Antonella Granieri: But he exists and he has the right to exist.
In these traumatic circumstances it is important to have a sense of perspective, which patients and families are lacking or have lost. It has been necessary to establish a space between the past and present, to regain the personal history and the capability to live a present and a future less contaminated by the trauma. During the sessions we assisted to a transition to a new involvement in more lively activities.
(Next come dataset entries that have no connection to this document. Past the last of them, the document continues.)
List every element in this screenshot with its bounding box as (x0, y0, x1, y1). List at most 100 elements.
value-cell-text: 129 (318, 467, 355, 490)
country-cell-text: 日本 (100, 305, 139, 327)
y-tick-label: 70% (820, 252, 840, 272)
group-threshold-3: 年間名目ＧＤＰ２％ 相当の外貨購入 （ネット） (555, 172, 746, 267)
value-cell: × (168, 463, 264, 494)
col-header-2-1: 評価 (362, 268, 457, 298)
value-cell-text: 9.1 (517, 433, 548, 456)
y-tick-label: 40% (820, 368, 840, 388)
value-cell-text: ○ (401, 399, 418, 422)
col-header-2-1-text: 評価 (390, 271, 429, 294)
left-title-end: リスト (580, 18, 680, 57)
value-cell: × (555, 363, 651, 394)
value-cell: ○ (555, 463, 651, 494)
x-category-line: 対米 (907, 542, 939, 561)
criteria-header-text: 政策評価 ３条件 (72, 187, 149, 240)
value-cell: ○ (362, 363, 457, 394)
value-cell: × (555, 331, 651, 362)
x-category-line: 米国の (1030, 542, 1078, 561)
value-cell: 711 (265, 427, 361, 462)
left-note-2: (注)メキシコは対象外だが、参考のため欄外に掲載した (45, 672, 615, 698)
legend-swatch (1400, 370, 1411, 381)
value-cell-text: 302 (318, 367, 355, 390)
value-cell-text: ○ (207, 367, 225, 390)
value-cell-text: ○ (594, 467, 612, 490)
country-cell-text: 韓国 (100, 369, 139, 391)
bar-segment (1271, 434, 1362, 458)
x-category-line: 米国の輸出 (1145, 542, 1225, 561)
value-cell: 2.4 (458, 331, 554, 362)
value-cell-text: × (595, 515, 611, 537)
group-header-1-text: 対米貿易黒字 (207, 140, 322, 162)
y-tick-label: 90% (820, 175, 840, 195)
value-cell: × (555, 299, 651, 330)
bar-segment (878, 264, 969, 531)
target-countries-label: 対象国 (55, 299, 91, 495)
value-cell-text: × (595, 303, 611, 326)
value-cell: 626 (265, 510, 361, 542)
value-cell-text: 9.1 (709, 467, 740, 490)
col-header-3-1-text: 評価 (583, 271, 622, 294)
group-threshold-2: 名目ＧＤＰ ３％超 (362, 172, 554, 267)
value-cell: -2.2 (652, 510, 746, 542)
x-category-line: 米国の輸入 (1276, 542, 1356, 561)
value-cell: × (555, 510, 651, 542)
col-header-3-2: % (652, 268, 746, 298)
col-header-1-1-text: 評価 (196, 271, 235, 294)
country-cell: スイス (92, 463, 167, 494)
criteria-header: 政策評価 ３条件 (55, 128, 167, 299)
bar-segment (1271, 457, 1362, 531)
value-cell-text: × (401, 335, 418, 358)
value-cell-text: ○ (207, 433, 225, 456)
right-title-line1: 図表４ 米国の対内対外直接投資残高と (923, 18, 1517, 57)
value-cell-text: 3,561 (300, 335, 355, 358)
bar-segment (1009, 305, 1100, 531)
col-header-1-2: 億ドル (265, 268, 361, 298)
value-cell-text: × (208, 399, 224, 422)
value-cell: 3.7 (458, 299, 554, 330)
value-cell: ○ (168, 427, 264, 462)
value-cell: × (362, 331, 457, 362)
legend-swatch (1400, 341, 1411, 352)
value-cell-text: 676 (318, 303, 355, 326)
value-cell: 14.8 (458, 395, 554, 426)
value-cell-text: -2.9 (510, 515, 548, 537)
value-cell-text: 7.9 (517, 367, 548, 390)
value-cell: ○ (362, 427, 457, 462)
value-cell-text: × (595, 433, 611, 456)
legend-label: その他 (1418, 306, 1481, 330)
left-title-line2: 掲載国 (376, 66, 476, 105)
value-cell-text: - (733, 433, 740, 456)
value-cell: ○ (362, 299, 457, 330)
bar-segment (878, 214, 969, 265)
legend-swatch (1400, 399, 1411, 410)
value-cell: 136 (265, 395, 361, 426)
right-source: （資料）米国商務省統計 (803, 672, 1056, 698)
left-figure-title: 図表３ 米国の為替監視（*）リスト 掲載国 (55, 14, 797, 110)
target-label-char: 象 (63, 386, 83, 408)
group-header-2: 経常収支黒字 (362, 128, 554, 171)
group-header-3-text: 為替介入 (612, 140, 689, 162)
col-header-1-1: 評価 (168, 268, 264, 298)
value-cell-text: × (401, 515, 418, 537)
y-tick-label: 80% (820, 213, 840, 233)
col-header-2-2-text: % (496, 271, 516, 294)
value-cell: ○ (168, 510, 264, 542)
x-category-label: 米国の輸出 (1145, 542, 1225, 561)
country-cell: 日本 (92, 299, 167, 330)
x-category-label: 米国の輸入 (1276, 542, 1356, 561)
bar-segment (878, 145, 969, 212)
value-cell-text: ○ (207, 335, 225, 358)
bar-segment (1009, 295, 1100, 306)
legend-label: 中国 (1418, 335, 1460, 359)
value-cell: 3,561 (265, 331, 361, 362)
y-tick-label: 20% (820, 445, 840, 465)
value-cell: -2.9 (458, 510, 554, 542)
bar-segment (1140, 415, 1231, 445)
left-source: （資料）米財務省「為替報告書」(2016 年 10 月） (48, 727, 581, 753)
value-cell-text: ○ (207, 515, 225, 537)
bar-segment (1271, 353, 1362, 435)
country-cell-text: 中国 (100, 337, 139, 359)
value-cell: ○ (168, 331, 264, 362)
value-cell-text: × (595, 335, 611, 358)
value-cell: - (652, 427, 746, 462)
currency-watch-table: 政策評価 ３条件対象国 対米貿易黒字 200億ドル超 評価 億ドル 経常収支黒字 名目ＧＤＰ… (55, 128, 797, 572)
Lia: When my daughter told me I was to take care of my granddaughter on my own, at first I thought I did not have the necessary energy. But then I thought that meeting people during my walks and the spontaneous exchanges that derive from this activity have always been a resource for me. I thought that that energy is still in me and that I will take Margherita out in the streets of Casale.
This short extract shows the delicacy of the unexpected arousal of a deep joy of life, associated to accompanying her newborn granddaughter through the streets of Casale, a sort of an ongoing presentation of a new generation. We believe the birth of this kind of joyful feelings is strongly connected to the opportunity, offered by the multifamily group, of thinking together about death knocking on each citizen’s door. The possibility to share among several minds the meaning of the trauma has also brought into the field also the vital aspects of each participant, maybe feeble in each individual, but consistent in the functioning of the mind of the group, leading to a new and more mature psychic asset, able to face death and pain.
Conflict of Interest Statement
The authors declare that the research was conducted in the absence of any commercial or financial relationships that could be construed as a potential conflict of interest.
Footnotes
The appeal sentence condemned the accused who are still alive to 18 years of imprisonment, due to voluntary permanent environmental disaster and voluntary negligence in health and safety measures. The Court also decided that the Region of Piedmont was due to pay a fine of 20 million euros, and the Casale Monferrato City Council a fine of 30.9 million euros.
All sessions were audio-recorded and transcribed verbatim, and informed written consent was collected. This paper includes some intervention of group participants, quoted verbatim on the basis of this transcription.
In multifamily groups every emotionally charged event or interaction is connected to aspects of the transference to some extent. However, it is not possible to make all of these multiple transferences visible: what is really important is to draw attention to the transference phenomena in front of all participants, so that anyone can discover the dimension of transference, can think about it and see it in others first and then in him/herself (García Badaracco, 2000).